You've heard this one before: kids run out of gas in Hicksville, Nowhere, find themselves holed up with a household of inbred wackos, get trussed up and hacked to pieces.
What's more interesting is the story behind metal rocker Rob Zombie's directorial debut, House Of 1000 Corpses. Made for Universal after the bearded hellrat designed a horror display for their amusement parks, the studio then ditched it for being "too dark and disturbing". Zombie flogged it to MGM, who then developed a case of cold tootsies themselves. Finally, Lions Gate bought and released the movie in a sanitised 88-minute cut, slashed from a blood-soaked 105, to terrible US reviews and good box office.
Well, let's get one thing straight - - Corpses is a mishmash of other, better movies (mainly Texas Chain Saw Massacre and it's sequel, endlessly referenced), clumsily stitched together and made up in carnival colours. It's brash, it's messy, it's even incoherent - - not helped by Metro Tartan's decision to release the shorter cut - - and it'll only appeal to hardcore genre fans with a love of trash culture. Not to mention an ear for Zombie's maddeningly catchy but grinding, repetitive music.

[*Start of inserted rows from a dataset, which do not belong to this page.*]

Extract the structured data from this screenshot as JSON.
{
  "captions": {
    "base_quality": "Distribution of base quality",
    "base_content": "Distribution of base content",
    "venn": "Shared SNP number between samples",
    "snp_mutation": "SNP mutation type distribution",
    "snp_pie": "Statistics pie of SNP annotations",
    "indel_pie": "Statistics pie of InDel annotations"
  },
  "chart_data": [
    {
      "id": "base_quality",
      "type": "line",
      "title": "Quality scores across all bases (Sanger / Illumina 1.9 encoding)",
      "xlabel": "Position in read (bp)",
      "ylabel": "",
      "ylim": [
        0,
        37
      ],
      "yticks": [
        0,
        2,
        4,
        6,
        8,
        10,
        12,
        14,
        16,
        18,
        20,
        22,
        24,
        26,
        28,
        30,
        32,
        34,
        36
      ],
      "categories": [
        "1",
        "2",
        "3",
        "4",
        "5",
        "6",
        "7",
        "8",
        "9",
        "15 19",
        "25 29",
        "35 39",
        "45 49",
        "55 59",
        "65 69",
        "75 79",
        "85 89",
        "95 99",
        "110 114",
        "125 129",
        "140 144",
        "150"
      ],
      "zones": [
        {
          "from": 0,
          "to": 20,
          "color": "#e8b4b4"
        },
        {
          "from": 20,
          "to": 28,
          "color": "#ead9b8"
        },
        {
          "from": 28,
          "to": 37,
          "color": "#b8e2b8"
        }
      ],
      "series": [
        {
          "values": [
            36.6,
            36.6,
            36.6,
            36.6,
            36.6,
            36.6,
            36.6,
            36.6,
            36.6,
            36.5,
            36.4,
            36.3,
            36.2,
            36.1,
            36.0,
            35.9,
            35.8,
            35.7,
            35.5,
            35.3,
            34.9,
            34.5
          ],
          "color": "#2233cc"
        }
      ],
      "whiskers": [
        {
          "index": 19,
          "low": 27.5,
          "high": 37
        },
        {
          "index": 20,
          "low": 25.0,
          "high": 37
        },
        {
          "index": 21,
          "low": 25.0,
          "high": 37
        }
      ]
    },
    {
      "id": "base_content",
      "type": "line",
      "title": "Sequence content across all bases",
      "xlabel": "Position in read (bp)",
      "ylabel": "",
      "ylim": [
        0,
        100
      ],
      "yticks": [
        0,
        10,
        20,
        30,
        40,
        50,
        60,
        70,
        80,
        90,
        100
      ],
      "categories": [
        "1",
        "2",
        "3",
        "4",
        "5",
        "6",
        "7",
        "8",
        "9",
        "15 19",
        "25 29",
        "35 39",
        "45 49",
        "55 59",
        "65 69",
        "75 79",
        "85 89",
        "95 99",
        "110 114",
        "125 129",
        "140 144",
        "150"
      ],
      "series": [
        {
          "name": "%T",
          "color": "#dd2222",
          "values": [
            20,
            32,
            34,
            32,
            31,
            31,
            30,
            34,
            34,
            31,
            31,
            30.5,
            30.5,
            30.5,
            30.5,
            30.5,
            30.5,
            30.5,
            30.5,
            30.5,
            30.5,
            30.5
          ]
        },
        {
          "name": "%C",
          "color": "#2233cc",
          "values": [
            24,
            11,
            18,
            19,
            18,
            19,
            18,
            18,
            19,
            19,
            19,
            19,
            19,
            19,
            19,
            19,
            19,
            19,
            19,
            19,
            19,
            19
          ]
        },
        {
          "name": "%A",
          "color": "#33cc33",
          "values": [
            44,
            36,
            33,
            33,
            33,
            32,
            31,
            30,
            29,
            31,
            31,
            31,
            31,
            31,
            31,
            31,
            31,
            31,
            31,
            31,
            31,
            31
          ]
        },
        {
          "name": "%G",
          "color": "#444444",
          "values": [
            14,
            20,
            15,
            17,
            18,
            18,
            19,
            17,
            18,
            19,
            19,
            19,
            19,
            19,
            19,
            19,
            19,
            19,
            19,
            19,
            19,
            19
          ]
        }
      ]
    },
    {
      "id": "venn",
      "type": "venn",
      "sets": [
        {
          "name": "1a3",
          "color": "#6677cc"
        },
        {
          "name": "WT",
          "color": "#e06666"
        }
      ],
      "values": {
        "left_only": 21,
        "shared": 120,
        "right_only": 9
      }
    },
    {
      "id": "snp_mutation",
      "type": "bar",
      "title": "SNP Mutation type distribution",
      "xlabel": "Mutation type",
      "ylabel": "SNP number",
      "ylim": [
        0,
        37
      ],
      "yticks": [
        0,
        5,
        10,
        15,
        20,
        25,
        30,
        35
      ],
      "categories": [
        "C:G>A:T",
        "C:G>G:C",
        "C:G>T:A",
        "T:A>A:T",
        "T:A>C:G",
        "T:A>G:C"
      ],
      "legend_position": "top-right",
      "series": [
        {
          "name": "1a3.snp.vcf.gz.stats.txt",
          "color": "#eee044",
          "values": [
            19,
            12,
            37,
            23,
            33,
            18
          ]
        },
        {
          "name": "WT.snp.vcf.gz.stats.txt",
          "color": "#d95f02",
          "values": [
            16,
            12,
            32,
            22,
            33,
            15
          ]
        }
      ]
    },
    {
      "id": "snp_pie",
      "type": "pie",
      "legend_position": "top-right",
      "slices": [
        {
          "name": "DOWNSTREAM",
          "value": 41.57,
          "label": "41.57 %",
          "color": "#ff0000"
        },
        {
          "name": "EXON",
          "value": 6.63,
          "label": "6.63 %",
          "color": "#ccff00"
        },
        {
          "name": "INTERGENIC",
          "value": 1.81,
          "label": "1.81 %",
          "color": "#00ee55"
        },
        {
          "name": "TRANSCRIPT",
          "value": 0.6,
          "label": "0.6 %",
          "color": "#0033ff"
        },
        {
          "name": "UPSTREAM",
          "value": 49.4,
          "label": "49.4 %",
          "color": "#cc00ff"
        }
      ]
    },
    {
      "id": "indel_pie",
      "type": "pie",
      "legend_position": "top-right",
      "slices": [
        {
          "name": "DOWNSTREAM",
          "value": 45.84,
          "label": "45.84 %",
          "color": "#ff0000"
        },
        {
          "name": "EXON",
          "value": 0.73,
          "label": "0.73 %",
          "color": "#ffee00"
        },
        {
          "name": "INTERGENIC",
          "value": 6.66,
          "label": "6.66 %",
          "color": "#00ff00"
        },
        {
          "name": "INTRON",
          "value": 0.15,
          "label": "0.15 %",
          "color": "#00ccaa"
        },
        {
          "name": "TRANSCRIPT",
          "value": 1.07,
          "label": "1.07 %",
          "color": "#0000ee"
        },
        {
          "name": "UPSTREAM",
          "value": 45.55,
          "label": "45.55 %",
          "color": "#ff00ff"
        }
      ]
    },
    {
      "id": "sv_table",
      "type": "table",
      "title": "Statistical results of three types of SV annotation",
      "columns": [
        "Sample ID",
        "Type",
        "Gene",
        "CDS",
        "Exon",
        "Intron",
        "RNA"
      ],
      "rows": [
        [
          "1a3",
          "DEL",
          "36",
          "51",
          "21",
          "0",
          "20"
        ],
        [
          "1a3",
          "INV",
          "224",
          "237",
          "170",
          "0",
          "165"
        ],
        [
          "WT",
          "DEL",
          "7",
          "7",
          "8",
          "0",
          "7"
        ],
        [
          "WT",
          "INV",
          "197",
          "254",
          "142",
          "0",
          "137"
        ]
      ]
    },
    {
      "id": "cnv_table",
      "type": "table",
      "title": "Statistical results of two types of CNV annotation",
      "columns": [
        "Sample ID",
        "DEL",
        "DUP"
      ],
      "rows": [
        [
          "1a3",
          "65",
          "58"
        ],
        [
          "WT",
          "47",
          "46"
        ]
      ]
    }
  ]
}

If that's you, then this is everything you'd expect and want from a Rob Zombie flick, a junk artefact peopled by colourful sickos like the clown-faced Captain Spaulding (cult actor Sid Haig) and rotting nympho Mother Firefly (Karen Black). Those well-adjusted souls with more sensitive palates, however, had best stay clear. Mr Zombie wouldn't have it any other way.